Date: 19991004
Dossier: 98-327-UI
ENTRE :
ERIC HUTTON,
appelant,
et
LE MINISTRE DU REVENU NATIONAL,
intimé.
Motifs du jugement
Le juge suppléant Cuddihy, C.C.I.
[1] L’appel en l’instance a été entendu à St-John's (Terre-Neuve) le 2 septembre 1999.
I- L’appel
[2] Il s’agit d’un appel de la décision aux termes de laquelle le ministre du Revenu national (le “ ministre ”) a déterminé le 23 février 1998 que l’emploi exercé par Eric Hutton (l’“ appelant ”) pour la Newfoundland Legal Aid Commission (la “ payeuse ”) du 30 juin au 23 juillet 1997 était un emploi assurable au sens de l’alinéa 5(1)a) de la Loi sur l’assurance-emploi (la “ Loi ”).
[3] Le ministre a également déterminé que le montant forfaitaire versé à l’appelant au moment de sa cessation d’emploi chez la payeuse le 23 juillet 1997 prenait valeur de “ rémunération assurable ”, mais qu’il n’y avait aucune heure d’emploi assurable aux termes du paragraphe 9.1 du Règlement sur l’assurance-emploi (le “ Règlement sur l’a.-e. ”).
II- Les faits
[4] Pour rendre sa décision, le ministre s’est appuyé sur les faits et les motifs exposés dans sa réponse à l’avis d’appel, au paragraphe 6 plus particulièrement, qui est ainsi libellé :
[TRADUCTION]
a) l’appelant a été employé par la payeuse du 30 juin au 23 juillet 1997, soit pendant à peu près 3 semaines et demie;
b) l’appelant devait travailler 40 heures par semaine pour un salaire annuel d’environ 32 000 $;
c) la somme de 8 775,20 $ remise à l’appelant au moment de sa cessation d’emploi tenait lieu de préavis;
d) le relevé d’emploi délivré à l’appelant par la payeuse indiquait le nombre d’heures travaillées par l’appelant au cours de sa période d’emploi conformément aux modalités de son contrat, soit un total de 135 heures;
e) la rémunération assurable indiquée sur le relevé d’emploi pour les semaines travaillées comprenait le salaire de base dont le total s’élevait à 2 430 $ ainsi que le paiement de 8 775,20 $;
f) la rémunération assurable de l’appelant comprend le salaire payé et le montant versé à la cessation d’emploi;
g) l’appelant n’a pas exercé un emploi assurable chez la payeuse après le 23 juillet 1997, car il n’a effectué aucun travail après cette date;
h) la rémunération assurable plus élevée n’influe pas sur le nombre d’heures travaillées par l’appelant au cours de sa période d’emploi chez la payeuse.

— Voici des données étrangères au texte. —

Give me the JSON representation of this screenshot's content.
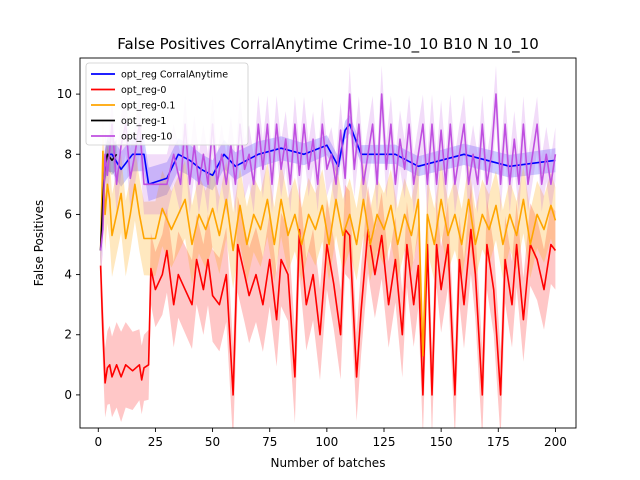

[5] L’appelant a admis les hypothèses énoncées aux alinéas a) à f). Il a nié celles qui sont formulées aux alinéas g) et h).
III- Le droit et analyse
[6] i) Définitions tirées de la Loi sur l’assurance-emploi
“ emploi ” Le fait d’employer ou l’état d’employé.
“ emploi assurable ” S’entend au sens de l’article 5.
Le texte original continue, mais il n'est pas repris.